“It will be interesting to see if we get some birds going on to have a third clutch this season, and if they are the same birds as last season or different ones.
“We’re not sure what’s behind this weird nesting behaviour so we’re putting it out there for the wider kiwi conservation community to consider.”
At the end of the 2022/2023 egg-laying season earlier this year, Ms Ward-Smith said she suspected the unusual egg-laying patterns were due to Cyclone Gabrielle and the generally wetter than normal summer producing an abundance of invertebrate life, resulting in fit and feisty kiwi ready to produce a good number of eggs.
The Forest Lifeforce Restoration Trust sent 49 viable eggs to the National Kiwi Hatchery in Rotorua in the first half of the season, just six short of its first clutch record.

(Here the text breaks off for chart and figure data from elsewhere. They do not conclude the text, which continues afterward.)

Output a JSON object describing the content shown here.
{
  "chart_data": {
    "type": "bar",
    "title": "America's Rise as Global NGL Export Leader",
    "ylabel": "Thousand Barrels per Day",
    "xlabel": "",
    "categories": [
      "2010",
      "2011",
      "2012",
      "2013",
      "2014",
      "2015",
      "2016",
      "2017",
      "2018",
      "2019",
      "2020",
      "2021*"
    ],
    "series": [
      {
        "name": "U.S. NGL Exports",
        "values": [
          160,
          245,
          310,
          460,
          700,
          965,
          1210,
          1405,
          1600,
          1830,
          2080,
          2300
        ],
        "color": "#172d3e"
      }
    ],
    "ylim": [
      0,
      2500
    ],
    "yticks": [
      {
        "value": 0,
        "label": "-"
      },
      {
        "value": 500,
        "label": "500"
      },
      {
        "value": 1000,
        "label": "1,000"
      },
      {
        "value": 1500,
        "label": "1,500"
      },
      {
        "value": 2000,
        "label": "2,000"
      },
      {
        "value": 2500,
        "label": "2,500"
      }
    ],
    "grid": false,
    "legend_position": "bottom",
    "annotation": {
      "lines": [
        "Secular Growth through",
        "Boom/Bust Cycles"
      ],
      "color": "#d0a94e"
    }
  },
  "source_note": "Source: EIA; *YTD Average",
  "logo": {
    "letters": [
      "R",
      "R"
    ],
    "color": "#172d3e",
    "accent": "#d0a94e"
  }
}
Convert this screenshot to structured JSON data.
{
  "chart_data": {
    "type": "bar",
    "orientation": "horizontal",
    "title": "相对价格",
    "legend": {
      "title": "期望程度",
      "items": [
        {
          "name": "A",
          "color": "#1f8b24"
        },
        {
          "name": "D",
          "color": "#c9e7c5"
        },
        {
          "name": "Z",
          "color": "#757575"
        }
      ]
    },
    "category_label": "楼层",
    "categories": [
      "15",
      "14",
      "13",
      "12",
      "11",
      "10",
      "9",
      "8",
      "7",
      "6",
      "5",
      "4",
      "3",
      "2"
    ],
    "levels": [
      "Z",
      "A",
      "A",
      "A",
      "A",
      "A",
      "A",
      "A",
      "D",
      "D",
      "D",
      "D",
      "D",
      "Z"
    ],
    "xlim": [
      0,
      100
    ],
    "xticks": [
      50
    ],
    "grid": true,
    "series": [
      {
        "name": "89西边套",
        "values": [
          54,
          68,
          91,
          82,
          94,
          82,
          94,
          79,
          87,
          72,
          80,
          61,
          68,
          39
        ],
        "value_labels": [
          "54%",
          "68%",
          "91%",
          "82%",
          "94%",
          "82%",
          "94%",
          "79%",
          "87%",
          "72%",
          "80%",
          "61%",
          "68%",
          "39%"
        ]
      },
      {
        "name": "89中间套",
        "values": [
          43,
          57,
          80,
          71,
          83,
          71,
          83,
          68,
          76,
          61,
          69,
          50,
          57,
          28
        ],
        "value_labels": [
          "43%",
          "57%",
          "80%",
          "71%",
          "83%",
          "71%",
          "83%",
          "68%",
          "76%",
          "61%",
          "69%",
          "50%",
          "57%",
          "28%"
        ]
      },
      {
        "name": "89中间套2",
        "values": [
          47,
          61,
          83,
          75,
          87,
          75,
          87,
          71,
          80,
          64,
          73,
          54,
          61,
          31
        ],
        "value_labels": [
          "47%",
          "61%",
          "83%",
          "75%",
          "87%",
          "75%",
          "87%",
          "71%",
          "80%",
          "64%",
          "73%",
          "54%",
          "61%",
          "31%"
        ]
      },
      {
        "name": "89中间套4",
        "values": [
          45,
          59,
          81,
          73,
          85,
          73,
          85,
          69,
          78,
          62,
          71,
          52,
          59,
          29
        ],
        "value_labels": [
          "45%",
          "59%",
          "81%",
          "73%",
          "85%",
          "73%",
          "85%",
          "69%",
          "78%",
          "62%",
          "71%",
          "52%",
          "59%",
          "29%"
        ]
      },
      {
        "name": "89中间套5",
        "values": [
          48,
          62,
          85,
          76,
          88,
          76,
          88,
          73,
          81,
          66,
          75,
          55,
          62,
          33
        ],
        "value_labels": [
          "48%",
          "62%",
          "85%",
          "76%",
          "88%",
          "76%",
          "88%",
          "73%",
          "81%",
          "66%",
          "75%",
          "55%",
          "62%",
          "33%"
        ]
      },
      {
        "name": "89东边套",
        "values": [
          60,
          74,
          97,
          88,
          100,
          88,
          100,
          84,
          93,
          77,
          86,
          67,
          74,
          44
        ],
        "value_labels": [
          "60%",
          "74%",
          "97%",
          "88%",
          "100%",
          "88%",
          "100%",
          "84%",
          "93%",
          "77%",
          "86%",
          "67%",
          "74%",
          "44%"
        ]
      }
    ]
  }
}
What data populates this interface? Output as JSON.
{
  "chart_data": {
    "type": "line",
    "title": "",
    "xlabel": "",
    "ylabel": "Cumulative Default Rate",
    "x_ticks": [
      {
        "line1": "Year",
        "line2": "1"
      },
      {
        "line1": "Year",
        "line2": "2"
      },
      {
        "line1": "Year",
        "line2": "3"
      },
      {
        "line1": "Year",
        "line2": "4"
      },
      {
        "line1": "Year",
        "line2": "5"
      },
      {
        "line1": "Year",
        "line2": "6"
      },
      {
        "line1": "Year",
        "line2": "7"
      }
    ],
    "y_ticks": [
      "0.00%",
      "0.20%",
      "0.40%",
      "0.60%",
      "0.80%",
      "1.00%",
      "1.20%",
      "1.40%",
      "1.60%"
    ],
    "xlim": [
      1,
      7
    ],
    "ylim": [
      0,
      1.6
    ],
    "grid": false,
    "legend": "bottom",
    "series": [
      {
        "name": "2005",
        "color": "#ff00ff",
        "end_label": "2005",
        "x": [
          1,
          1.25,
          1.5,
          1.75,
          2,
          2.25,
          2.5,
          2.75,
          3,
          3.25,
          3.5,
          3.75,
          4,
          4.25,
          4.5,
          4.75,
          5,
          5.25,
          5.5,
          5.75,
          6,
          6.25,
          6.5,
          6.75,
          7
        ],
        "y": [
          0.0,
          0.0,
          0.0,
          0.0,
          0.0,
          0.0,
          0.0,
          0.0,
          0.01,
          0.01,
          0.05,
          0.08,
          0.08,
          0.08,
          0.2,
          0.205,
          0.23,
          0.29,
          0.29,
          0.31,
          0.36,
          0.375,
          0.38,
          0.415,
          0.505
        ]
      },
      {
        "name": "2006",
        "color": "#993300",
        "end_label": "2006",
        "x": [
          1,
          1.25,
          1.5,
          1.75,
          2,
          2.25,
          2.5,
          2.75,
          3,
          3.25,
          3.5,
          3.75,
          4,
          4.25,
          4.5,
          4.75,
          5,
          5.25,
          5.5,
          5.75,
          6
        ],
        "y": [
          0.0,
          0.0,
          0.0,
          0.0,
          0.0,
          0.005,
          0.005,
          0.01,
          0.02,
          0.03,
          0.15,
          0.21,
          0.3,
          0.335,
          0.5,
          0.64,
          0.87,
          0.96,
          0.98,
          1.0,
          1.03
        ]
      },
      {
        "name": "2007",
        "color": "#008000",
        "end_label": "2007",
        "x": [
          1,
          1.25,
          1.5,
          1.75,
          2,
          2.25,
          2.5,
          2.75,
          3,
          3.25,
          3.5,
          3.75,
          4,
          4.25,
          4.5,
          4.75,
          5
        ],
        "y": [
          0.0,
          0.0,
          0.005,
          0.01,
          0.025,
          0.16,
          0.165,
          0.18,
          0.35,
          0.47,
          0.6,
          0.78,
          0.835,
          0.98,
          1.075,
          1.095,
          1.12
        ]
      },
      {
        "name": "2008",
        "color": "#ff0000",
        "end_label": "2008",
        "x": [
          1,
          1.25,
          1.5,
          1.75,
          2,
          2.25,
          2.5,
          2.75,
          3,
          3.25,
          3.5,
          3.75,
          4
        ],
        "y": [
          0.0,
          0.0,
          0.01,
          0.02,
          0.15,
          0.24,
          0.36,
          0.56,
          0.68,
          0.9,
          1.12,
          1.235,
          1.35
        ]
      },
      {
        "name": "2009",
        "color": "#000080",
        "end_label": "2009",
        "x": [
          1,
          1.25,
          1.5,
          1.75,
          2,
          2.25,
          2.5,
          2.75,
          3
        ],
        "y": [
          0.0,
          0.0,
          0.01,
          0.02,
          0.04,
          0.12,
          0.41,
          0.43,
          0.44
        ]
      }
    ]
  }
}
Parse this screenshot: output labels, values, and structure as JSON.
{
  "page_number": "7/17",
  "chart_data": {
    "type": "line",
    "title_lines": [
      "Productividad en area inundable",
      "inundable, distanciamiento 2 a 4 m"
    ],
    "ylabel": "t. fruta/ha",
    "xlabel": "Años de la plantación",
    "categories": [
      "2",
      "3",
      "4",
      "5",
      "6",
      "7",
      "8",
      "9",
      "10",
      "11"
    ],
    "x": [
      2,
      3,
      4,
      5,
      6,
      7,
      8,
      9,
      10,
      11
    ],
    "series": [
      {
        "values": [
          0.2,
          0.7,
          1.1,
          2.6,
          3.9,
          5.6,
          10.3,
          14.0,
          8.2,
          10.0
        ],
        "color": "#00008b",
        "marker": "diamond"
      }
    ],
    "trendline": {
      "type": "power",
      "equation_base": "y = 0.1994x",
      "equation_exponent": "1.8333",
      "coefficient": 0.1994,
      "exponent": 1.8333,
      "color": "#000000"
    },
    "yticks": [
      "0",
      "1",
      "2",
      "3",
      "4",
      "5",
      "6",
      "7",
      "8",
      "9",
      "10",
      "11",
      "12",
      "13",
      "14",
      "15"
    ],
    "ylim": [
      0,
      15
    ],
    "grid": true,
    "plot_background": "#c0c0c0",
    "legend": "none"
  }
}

However, the trust is monitoring 11 male birds fewer than in previous years, so this year’s first clutch result is proportionally greater than recent years.
The egg-lifting work is part of Operation Nest Egg, the nationwide kiwi recovery initiative that removes kiwi eggs from their burrows, incubates them and cares for the chicks in captivity until they’re big enough to fend for themselves in the wild.
The Forest Lifeforce Restoration Trust was established in 2006 to provide direction and funding for the restoration of threatened species of fauna and flora, and to restore the ngahere mauri (forest lifeforce) in native forests within the Central North Island.
In addition to the Maungataniwha Kiwi Project the trust runs a series of native flora and fauna regeneration projects. These include a drive to increase the wild-grown population of kakabeak (Clianthus maximus), an extremely rare type of shrub, and the re-establishment of native plants and forest on 4000 hectares currently, or until recently, under pine.